I'd say 99 percent of what we heard was enthusiastic cheering or requests that Tonai blast the horn. Firefighters are much loved in this fire-weary town, I learned, and so are loud horns.

The firefighters who rode in last year's parade reported that they were deluged with sexually charged comments. Some of them came from the parade review stands, and many involved crude fire-hose imagery.

Knowing I wouldn't hear anything crass from the review stands' announcers, I instead listened closely to the crowd.

Minutes into the parade, a man yelled: “Work those hoses, boys!”

Shortly after that, a woman shouted: “Don't sue us!”

That was the extent of the off-the-wall audience participation – not counting scattered requests to see a Dalmatian.

Later I met up with Tonai outside the Hillcrest fire station, where we watched the rest of the parade pass by.

He was still buzzing from the experience.

“I got two date offers,” he reported, looking at his text messages.

I asked him what he thought of his parade duty.

“The crowd response was just awesome,” Tonai said. “To me, it justifies what I do. There's definitely nothing negative about this event.”

I asked about the lone wise guy, the man who shouted, “Work those hoses, boys!”

“That's not offensive,” Tonai said, noting that he heard none of the more descriptive catcalls alleged in the lawsuit.

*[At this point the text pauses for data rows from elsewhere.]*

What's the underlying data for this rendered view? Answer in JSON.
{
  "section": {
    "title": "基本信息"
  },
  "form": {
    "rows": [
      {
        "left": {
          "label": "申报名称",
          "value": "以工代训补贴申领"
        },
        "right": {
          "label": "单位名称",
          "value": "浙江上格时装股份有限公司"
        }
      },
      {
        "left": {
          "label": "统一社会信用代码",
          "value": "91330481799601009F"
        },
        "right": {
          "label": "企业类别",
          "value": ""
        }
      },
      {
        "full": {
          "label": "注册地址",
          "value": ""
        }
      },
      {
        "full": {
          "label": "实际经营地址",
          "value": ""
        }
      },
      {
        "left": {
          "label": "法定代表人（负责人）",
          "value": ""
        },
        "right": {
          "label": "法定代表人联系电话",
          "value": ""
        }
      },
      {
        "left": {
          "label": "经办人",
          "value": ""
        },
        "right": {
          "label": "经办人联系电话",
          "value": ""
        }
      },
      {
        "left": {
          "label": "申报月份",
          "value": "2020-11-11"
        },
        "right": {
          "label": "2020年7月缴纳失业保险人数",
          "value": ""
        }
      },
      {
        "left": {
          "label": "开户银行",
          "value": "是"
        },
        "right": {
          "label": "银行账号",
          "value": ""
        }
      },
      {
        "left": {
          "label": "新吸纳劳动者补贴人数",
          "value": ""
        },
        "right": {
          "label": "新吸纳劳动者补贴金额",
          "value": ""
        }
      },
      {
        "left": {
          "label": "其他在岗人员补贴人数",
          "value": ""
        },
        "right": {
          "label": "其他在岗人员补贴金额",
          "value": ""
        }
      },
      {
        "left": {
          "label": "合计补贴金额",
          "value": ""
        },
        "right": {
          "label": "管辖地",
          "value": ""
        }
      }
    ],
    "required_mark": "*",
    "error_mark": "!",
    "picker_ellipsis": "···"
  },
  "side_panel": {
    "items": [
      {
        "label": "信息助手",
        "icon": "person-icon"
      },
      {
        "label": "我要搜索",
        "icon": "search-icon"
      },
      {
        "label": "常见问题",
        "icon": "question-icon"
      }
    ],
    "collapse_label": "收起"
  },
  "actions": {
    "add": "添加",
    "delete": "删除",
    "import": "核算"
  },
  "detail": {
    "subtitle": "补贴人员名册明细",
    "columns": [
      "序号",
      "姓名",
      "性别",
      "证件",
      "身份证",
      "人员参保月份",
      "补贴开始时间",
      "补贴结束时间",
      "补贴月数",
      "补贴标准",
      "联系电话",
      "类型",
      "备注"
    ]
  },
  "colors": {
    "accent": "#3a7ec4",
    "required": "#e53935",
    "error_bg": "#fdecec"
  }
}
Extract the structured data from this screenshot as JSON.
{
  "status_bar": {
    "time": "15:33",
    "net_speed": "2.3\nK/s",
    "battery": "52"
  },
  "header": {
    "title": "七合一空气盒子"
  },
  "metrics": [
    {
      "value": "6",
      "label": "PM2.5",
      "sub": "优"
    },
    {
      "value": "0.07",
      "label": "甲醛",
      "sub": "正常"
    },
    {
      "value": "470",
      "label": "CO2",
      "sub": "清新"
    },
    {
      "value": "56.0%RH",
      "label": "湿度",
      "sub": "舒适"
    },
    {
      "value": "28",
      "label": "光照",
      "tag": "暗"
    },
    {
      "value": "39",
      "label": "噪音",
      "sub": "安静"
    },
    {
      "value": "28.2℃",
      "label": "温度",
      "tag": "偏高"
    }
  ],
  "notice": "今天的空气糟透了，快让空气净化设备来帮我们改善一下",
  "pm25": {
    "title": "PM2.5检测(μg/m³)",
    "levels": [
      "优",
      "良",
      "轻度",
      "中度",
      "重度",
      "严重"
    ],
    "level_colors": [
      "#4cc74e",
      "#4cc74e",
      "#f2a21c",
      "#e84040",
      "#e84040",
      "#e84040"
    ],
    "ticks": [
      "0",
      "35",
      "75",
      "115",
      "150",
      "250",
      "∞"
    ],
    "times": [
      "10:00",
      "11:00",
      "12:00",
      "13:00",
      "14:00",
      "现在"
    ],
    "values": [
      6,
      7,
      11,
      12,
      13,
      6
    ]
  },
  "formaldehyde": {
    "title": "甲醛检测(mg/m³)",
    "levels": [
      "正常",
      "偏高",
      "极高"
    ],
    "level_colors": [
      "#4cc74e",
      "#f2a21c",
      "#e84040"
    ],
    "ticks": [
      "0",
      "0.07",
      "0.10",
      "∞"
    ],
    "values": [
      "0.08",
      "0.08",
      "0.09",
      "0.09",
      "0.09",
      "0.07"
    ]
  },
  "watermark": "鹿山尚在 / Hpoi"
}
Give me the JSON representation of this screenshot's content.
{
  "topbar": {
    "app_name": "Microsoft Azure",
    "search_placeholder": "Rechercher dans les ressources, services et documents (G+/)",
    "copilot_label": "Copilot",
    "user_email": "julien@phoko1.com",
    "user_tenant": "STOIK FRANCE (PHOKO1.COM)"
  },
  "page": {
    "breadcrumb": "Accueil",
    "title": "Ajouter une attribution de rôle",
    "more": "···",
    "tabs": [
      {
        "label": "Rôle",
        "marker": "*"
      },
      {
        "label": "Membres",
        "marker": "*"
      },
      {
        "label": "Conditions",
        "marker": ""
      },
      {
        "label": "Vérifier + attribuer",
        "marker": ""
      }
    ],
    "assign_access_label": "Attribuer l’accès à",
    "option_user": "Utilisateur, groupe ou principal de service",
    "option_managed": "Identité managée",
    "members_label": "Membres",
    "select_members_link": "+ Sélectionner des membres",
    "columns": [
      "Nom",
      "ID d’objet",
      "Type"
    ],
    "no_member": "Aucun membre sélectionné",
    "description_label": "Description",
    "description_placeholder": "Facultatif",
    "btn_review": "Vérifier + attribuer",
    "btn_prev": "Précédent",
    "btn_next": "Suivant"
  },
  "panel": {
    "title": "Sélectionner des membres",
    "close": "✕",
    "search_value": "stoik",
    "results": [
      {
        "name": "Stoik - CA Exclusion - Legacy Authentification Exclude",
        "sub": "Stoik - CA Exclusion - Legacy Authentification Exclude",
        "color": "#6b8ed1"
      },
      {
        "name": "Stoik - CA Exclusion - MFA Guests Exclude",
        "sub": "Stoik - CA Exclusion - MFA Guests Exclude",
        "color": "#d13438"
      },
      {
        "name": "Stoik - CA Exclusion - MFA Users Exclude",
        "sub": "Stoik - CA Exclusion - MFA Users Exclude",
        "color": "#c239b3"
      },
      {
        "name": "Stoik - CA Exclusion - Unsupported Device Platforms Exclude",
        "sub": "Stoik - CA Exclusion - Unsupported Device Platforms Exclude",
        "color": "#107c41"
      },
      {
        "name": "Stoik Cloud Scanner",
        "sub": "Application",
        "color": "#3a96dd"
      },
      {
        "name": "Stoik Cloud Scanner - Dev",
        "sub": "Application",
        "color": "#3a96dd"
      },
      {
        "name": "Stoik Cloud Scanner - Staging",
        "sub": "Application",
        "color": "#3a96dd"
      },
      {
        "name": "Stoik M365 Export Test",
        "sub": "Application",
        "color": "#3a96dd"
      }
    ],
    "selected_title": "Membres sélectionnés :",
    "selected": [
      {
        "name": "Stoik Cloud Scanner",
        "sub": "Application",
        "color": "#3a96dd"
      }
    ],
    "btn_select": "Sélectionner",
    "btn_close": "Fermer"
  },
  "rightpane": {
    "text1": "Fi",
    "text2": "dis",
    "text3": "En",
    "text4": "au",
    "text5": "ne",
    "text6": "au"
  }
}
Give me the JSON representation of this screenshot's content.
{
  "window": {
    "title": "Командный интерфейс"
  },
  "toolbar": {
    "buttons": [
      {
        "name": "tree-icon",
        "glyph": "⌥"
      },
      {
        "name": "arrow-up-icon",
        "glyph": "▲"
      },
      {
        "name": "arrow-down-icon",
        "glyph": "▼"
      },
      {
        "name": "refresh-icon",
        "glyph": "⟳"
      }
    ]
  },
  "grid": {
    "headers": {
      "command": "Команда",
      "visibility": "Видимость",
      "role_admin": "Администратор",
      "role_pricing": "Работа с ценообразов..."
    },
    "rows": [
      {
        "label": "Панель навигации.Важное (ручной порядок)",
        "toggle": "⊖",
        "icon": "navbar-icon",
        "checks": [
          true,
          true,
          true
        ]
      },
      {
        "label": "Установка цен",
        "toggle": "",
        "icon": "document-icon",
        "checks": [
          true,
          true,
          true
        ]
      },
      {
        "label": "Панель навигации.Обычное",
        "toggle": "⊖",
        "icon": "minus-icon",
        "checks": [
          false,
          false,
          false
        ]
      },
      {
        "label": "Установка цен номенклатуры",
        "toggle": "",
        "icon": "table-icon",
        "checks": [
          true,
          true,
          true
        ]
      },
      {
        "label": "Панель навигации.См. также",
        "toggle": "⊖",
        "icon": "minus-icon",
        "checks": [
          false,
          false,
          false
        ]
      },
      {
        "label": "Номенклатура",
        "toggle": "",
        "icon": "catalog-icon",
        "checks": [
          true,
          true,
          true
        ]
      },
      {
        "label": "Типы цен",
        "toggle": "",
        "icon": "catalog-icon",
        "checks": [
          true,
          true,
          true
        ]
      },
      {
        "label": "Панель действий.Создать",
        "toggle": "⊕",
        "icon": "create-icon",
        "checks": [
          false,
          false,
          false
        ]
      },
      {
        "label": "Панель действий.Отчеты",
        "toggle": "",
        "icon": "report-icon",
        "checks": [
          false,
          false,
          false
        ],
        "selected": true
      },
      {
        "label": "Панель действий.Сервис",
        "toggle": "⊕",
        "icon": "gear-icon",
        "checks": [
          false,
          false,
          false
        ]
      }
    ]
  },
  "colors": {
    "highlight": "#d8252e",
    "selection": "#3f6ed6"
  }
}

But he said it would be wrong to compare this year's crowd with last year's.

“I don't know if it was any different. We weren't here to see it,” he said, choosing his words with care. “It's a daytime Mardi Gras to me, and Mardi Gras isn't offensive to anyone.”

The exceptions to that sentiment were a few yards away from the fire station: seven middle-aged men, one with a bullhorn, the others holding anti-gay placards. They stood side by side in the designated protest area, shielded by five police officers on horseback.

The man on the bullhorn was tireless, peppering the crowd with biblical warnings of doom as well as the sort of generalized insults you might hear from a nightclub heckler.

“You are miserable. You are miserable. You are miserable,” he chanted, making his case that the term “gay” is inaccurate. But the festive crowd wasn't buying it for a minute, walking past with no reaction.

Having determined that Chief Jarman's all-volunteer parade policy was doing the trick, I next checked on the progress of the lawsuit brought last year by the offended firefighters.

That's when I learned about Aguirre's effort to convince the state Supreme Court that the plaintiffs' reading habits are relevant to the case.

Aguirre, having learned that one of the firefighters subscribes to Playboy and brought copies to the station house, wants to question them about the magazine's racy photos and cartoons.

He contends the firefighters can't plausibly claim they were subjected to workplace harassment from sexually explicit behavior at the parade when they voluntarily view sexually explicit materials on the job.

It's a novel argument, and one that the firefighters' attorney, Charles LiMandri, has easily thwarted by arguing that a station house is a firefighter's home, and what happens there is private.

In one regard, however, Aguirre holds a small edge.

The firefighters' lawsuit contained 26 pages of photographs purportedly portraying “explicit and offensive sexual remarks and gestures” from the 2007 parade.

The city trumped that in a brief that contains 36 pages of “sexually explicit” images from six recent issues of Playboy.

Like the parade, this case has something for everybody.